瞑鬼はただ話した。策を考えるわけでもなく、相手を懐柔するわけでもなく。ただ、何かを待つように。
「……もういいかしら?英語がお得意な騎士様も、子供を守る歳じゃないでしょう?」
マーシュリーのほおに魔法回路が広がっていく。まだ魔法の正体も見極めてないのに、この場で負けるわけには行かなかった。
瞑鬼は考える。なぜ自分が、そうまでして彼女たちを気にかけるのかを。元の世界なら、確実に放っておく。
それなのに、今ではニュースを聞いた途端に家を飛び出すほどになってしまった。
歳じゃない。まだ若い。あぁ、確かにそうだ。瞑鬼はまだ17で、人の人生なんて持てる年齢じゃない。
朋花から言葉を借りる。瞑鬼は言いたい。ガッデムポーズに最大の皮肉を込めて、最低なそのセリフを。
「……ロリコン舐めんな、クソババア」
その瞬間、真っ暗だった星空に一筋の光が瞬いた。それは海の方向から上がってきた、一本の細い線。
それが頂上に達した瞬間、星空に一輪の花が咲いた。
「なっ!?」
初めて見るであろう、空の花。今日の夜九時から上がる事になっていた、祭り用の花火が今この瞬間に飛ばされたのだ。
この時を、瞑鬼は待っていた。一瞬だけでもいい。マーシュリーの意識をそらすその時を。
ありったけの魔力を放ち、地面を蹴る瞑鬼。一歩で距離を詰める。今反応してももう遅い。
ぶっ壊れた右手も、腰の回転で力任せに振り回す事ならできる。あとはそこに左手を持ってくるだけ。
「しまっ……!」
「っせぃ!」
大輪に目を奪われていたマーシュリーの反撃が、ほんの一歩出遅れる。その時にはもう瞑鬼の手が目の前にあった。
魔力全開の、太陽のごときフラッシュボム。花火を見た直後で、光に目が慣れていても関係ない。

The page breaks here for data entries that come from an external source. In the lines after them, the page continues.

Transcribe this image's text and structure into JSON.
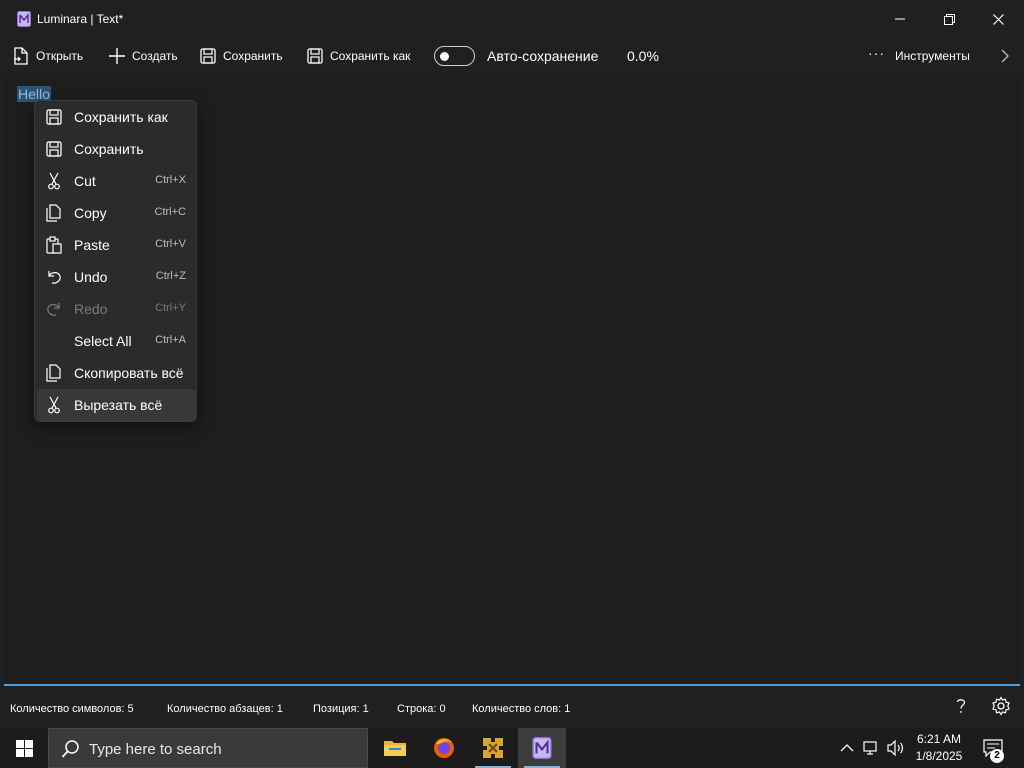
{
  "window": {
    "title": "Luminara | Text*"
  },
  "toolbar": {
    "open_label": "Открыть",
    "new_label": "Создать",
    "save_label": "Сохранить",
    "save_as_label": "Сохранить как",
    "autosave_label": "Авто-сохранение",
    "autosave_on": false,
    "progress_text": "0.0%",
    "tools_label": "Инструменты"
  },
  "editor": {
    "text": "Hello",
    "selected": true
  },
  "context_menu": {
    "items": [
      {
        "label": "Сохранить как",
        "shortcut": "",
        "icon": "save-as-icon",
        "enabled": true
      },
      {
        "label": "Сохранить",
        "shortcut": "",
        "icon": "save-icon",
        "enabled": true
      },
      {
        "label": "Cut",
        "shortcut": "Ctrl+X",
        "icon": "scissors-icon",
        "enabled": true
      },
      {
        "label": "Copy",
        "shortcut": "Ctrl+C",
        "icon": "copy-icon",
        "enabled": true
      },
      {
        "label": "Paste",
        "shortcut": "Ctrl+V",
        "icon": "paste-icon",
        "enabled": true
      },
      {
        "label": "Undo",
        "shortcut": "Ctrl+Z",
        "icon": "undo-icon",
        "enabled": true
      },
      {
        "label": "Redo",
        "shortcut": "Ctrl+Y",
        "icon": "redo-icon",
        "enabled": false
      },
      {
        "label": "Select All",
        "shortcut": "Ctrl+A",
        "icon": "",
        "enabled": true
      },
      {
        "label": "Скопировать всё",
        "shortcut": "",
        "icon": "copy-icon",
        "enabled": true
      },
      {
        "label": "Вырезать всё",
        "shortcut": "",
        "icon": "scissors-icon",
        "enabled": true,
        "hovered": true
      }
    ]
  },
  "status": {
    "chars": "Количество символов: 5",
    "paragraphs": "Количество абзацев: 1",
    "position": "Позиция: 1",
    "line": "Строка: 0",
    "words": "Количество слов: 1"
  },
  "taskbar": {
    "search_placeholder": "Type here to search",
    "time": "6:21 AM",
    "date": "1/8/2025",
    "notification_count": "2"
  },
  "colors": {
    "accent": "#4a9ee6",
    "selection": "#2a5478",
    "background": "#202020"
  }
}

刹那な時間の光線が、マーシュリーの視界を破壊。真っ白になった世界に、思わず大声で悲鳴が上がる。
「堕ちろっ!」
もちろん、瞑鬼の攻撃はそれだけでは終わらなかった。大半の魔力を使い切った一撃を打っても、まだ動かなければならない。
激痛がはしる右手は諦めるしかなさそうだ。
ほんの半歩分だけ間合いを開く。そこから一気に残った魔力を脚にかき集め、夜一直伝の回し蹴りを肋骨に叩き込む。

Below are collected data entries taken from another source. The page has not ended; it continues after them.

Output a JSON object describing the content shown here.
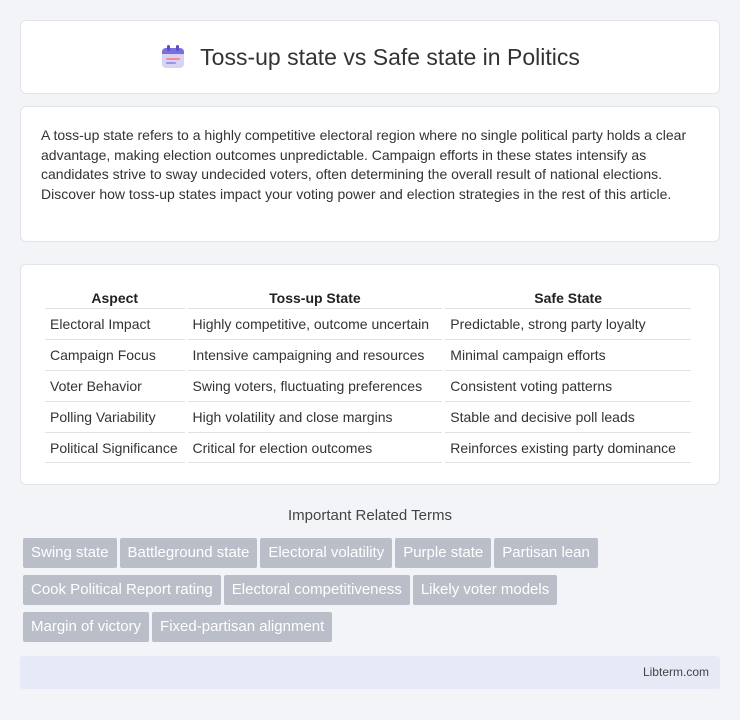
{
  "header": {
    "title": "Toss-up state vs Safe state in Politics",
    "icon": "calendar-icon"
  },
  "intro": {
    "text": "A toss-up state refers to a highly competitive electoral region where no single political party holds a clear advantage, making election outcomes unpredictable. Campaign efforts in these states intensify as candidates strive to sway undecided voters, often determining the overall result of national elections. Discover how toss-up states impact your voting power and election strategies in the rest of this article."
  },
  "table": {
    "headers": [
      "Aspect",
      "Toss-up State",
      "Safe State"
    ],
    "rows": [
      [
        "Electoral Impact",
        "Highly competitive, outcome uncertain",
        "Predictable, strong party loyalty"
      ],
      [
        "Campaign Focus",
        "Intensive campaigning and resources",
        "Minimal campaign efforts"
      ],
      [
        "Voter Behavior",
        "Swing voters, fluctuating preferences",
        "Consistent voting patterns"
      ],
      [
        "Polling Variability",
        "High volatility and close margins",
        "Stable and decisive poll leads"
      ],
      [
        "Political Significance",
        "Critical for election outcomes",
        "Reinforces existing party dominance"
      ]
    ]
  },
  "related": {
    "title": "Important Related Terms",
    "tags": [
      "Swing state",
      "Battleground state",
      "Electoral volatility",
      "Purple state",
      "Partisan lean",
      "Cook Political Report rating",
      "Electoral competitiveness",
      "Likely voter models",
      "Margin of victory",
      "Fixed-partisan alignment"
    ]
  },
  "footer": {
    "brand": "Libterm.com"
  },
  "colors": {
    "page_bg": "#f3f4f8",
    "tag_bg": "#b9bec9",
    "footer_bg": "#e5eaf6",
    "icon_accent": "#7b6ee0"
  }
}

骨が折れるような嫌な感触と、確実に決まったという実感が神経を駆け抜けた。
橋の下は川。そして身体が浮いたマーシュリーは、重力に従って真っ逆さまに落ちてゆく。
水に叩きつけられた音を確認して、瞑鬼は一呼吸つく。
空には大量の花火が舞っていた。枝垂れ柳にスターマイン。一際大きな大爆音が鳴る。
光を得た事で、瞑鬼はようやく落ち着くことができた。走ってきたのと予想外の戦闘とで、既に体力は底をつきかけだ。まだこれから瑞晴たちを迎えに行かなければならない。
魔女の残りはあと二人。あそこにいれば、そうそう見つかることはないだろう。
重たい息を吐き、瞑鬼は歩みを再開する。一秒でも時間を減らすため、今度は神社の森から行く事にしたらしい。
橋の少し先にある神社。そこに至るための階段を、のろのろと登ってゆく瞑鬼。この裏道からなら、十分もあれば着くだろう。
何とかやっと登りきると、寂れた神殿が目に入ってきた。神主さんもいるらしいが、あまり活動はしてないようだ。
神様の通り道を堂々と避けずに歩く。困っている時に助けてくれない神様など、瞑鬼の中じゃ神様ではない。
森も目の前のご神木に差し掛かった所で、いよいよ瞑鬼の体力が赤メーターを通り越してゼロになる。
足から崩れ落ちて、そのまま背中を大木に。襲ってきたのは尋常じゃない疲労感と痛みだった。
生物が違うと、やはり考え方も全然違いますね。
宇宙人なんてのが来た日には、倫理観が違いすぎて会わなきゃ良かったってなるかも。